Dans un arrêt du 12 juillet 2016, la Cour de cassation a confirmé la décision de la Cour d’appel de Metz qui avait reconnu la responsabilité d’une société et d’un gérant pour méconnaissance des règles relatives à la sécurité au travail et blessures involontaires contraventionnelles. La société et son gérant ont été condamnés à des peines d’amendes se montant à 28 500 € pour la société et à 23 000 € pour le gérant.
Quels étaient les faits reprochés ?
- Ne pas avoir mis en place des règles d’aération et de ventilation nécessaires à un local à pollution spécifique, et la non réalisation d’une évaluation du risque d’exposition à des agents chimiques dangereux,
- Ne pas avoir suffisamment formé et informé ses collaborateurs sur les risques des produits chimiques manipulés,
- Ne pas s’être assuré de la mise à disposition des équipements de protection individuelle (EPI) adaptés.
Les salariés avaient été victimes de malaises provocants dans quelques cas une incapacité courte de travail dans un atelier de fabrication de filtres pour cigarette électronique.
L’inspection du travail, lors de son intervention, avait relevé plusieurs manquements aux règles de sécurité au travail. Ces constats de l’inspection du travail ont été ensuite repris par les juges pour établir la responsabilité de l’entreprise et du gérant.
Quels étaient le principal grief du contrôleur du travail ?
Le risque lié à la nicotine ne faisait l’objet d’aucune évaluation dans le document unique d’évaluation des risques professionnels (DUER). De ce fait, l’employeur avait mal évalué les risques chimiques liés à la manipulation de cet agent chimique dangereux (classée dans les substances dangereuses sous la classe de risque H301 (R 25), toxique en cas d’injection et H310 (R 27), Mortel par contact cutané.
Pourtant, l’employeur est tenu de procéder à l’évaluation des risques chimiques pour toute activité susceptible de présenter un risque d’exposition à des agents chimiques dangereux. Les résultats de cette évaluation doivent être reportés dans le DUER.
De son côté, le gérant de la société estimait que la cour d’appel ne pouvait se fonder sur le procès-verbal établi par l’inspection du travail car celui-ci ne reposait que sur une interprétation du DUER.

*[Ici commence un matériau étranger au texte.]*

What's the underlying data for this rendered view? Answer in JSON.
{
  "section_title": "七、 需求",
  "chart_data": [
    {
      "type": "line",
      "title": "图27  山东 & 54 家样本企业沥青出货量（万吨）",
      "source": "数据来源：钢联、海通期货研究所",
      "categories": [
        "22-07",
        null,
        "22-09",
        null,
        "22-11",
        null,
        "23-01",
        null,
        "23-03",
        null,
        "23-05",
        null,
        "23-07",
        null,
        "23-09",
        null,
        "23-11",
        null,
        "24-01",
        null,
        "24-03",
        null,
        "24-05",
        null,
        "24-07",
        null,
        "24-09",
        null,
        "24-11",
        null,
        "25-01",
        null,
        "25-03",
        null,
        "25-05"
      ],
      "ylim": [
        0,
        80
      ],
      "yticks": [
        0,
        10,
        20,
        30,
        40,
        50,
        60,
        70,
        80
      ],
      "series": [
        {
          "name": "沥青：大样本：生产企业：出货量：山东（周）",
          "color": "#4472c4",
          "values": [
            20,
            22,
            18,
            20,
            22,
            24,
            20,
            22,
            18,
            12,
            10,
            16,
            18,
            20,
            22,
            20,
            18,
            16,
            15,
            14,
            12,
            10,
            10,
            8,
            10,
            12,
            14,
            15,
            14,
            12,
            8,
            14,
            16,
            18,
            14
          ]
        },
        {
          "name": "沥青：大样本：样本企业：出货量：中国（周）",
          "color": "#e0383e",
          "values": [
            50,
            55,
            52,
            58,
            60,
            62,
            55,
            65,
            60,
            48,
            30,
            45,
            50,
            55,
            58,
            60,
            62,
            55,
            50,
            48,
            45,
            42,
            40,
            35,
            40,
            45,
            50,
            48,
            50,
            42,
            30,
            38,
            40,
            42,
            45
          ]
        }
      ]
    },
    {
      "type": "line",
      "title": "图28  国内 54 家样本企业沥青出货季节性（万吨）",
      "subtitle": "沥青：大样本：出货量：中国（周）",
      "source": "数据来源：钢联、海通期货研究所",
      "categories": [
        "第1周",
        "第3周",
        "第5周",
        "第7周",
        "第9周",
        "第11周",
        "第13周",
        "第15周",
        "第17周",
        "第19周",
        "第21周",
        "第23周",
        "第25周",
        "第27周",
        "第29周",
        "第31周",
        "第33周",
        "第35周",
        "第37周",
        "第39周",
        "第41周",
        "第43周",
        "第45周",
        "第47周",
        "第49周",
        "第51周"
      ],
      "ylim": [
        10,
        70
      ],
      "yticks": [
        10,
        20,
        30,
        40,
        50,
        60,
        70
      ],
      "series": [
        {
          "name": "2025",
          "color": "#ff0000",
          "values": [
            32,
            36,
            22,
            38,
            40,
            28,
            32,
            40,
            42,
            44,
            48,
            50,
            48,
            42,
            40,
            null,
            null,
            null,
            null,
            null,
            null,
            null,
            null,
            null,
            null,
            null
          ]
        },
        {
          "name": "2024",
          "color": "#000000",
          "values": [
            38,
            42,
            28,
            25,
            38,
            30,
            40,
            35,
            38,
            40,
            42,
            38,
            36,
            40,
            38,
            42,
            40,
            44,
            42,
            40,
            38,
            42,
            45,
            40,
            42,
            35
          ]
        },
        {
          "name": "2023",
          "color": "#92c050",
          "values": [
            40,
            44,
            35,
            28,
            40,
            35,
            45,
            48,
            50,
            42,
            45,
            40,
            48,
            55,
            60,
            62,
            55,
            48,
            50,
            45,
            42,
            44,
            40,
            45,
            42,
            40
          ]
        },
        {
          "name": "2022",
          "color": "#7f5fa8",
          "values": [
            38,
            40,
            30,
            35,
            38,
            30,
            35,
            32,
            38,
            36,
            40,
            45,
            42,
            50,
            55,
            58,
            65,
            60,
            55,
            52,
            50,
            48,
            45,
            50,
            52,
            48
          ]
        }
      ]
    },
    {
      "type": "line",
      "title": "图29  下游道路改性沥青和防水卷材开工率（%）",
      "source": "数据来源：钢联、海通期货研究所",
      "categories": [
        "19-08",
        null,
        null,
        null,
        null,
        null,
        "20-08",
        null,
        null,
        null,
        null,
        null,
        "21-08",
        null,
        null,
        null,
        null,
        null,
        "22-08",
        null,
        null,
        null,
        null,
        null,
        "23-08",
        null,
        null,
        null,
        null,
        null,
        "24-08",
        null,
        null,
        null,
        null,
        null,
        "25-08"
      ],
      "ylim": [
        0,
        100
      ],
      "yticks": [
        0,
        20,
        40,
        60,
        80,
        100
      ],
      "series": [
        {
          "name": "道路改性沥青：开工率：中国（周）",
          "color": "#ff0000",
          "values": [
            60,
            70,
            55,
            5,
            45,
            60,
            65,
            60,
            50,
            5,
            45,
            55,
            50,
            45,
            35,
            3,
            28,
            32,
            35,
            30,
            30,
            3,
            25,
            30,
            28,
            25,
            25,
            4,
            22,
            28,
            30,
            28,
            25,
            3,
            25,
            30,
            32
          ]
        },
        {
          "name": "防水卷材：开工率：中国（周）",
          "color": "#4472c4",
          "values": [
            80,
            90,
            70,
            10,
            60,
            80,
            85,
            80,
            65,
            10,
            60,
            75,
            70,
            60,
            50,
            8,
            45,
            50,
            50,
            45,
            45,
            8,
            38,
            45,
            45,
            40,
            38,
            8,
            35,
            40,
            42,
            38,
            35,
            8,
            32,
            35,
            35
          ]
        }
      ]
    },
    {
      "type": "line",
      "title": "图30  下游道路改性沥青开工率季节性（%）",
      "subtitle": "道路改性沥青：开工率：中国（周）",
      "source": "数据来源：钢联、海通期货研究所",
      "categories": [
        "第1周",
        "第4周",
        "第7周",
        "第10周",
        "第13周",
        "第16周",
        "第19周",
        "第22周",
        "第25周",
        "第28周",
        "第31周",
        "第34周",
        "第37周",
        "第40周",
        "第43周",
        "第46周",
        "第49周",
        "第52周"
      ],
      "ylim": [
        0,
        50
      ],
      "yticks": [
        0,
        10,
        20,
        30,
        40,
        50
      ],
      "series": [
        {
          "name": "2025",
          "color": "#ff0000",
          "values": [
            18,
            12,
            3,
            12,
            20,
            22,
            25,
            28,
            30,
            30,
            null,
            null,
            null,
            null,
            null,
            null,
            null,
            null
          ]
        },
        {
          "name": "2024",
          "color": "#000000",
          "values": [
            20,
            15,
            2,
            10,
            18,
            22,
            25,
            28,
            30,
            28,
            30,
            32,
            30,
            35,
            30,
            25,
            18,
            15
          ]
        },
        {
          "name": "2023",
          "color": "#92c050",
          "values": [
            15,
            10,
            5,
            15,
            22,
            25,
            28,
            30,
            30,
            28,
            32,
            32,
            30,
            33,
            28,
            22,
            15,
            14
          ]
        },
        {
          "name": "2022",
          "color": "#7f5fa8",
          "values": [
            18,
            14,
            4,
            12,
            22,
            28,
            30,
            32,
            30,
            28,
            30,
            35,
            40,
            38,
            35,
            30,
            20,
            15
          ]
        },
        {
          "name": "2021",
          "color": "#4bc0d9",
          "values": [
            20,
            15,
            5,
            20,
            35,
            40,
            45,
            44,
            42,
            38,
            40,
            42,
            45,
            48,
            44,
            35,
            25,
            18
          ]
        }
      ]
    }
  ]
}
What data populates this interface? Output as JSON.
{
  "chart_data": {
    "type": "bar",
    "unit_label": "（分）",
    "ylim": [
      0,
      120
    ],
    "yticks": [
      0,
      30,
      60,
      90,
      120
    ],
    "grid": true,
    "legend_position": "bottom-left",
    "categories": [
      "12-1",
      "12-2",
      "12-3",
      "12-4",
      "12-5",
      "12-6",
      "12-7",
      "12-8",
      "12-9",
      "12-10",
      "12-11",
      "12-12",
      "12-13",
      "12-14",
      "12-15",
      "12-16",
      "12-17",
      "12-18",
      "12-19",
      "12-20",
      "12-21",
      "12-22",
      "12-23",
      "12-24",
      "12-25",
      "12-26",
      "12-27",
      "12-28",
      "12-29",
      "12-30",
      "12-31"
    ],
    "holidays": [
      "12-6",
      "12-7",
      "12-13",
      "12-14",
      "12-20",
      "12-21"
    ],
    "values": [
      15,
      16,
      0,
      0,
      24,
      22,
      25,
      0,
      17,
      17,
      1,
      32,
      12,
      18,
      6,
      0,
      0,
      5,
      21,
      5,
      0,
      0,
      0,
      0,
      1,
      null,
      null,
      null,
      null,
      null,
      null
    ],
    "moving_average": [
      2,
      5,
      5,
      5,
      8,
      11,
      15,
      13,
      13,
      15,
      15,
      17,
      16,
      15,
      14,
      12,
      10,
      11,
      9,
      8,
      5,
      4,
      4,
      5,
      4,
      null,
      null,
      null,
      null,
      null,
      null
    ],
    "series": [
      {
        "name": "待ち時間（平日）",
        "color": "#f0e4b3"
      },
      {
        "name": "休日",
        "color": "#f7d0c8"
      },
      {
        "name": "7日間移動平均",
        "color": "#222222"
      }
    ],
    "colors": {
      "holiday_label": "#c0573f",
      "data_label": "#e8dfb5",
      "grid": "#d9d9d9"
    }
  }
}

La température des locaux de travail, y compris le laboratoire dans lequel étaient occupées les salariées victimes (soit 25 personnes), était trop élevé et ce bien que le chauffage ait été coupé. Un simple ventilateur palliait à l’absence de dispositif d’aération.
Aucun dispositif de confinement des déchets souillés.
Quels enseignements peut-on tirer de ce jugement ?
- L’importance d’un DUER bien réalisé.
Dans cette affaire, la Cour de cassation a estimé que : « le procès-verbal établi par le contrôleur du travail fait foi jusqu’à preuve contraire de ce que son auteur avait vu, entendu et donc personnellement constaté ». Le DUER attestait bien de la non prise en compte du risque par l’entreprise.
En outre, une réalisation méthodique et exhaustive du DUER aurait permis l’évaluation du risque et son traitement.
Notons que dans des cas de TPE/PME qui évoluent dans des environnements spécifiques, il peut être judicieux de missionner un préventeur, ou d’utiliser un logiciel d’évaluation qui permettent de fiabiliser le processus de gestion des risques professionnels.
- Ne pas négliger la possession au sein de l’entreprise des fiches de données de sécurité (FDS).
Dans ce dossier, la fiche de données de sécurité (FDS) relative à la nicotine était en anglais et non traduite.
- La simple mise à disposition des EPI ne suffit pas, il faut que les salariés les utilisent.
Les salariées ne portaient pas d’EPI au moment des faits les protégeant des risques d’inhalation des substances. Des EPI avaient pourtant été mis à leur disposition par l’employeur. La société et son gérant se sont ainsi mis en infraction de l’article R. 4412-16 du Code du travail prévoyant en dernier recours l’utilisation d’EPI pour protéger les salariés contre les risques chimiques liés aux produits.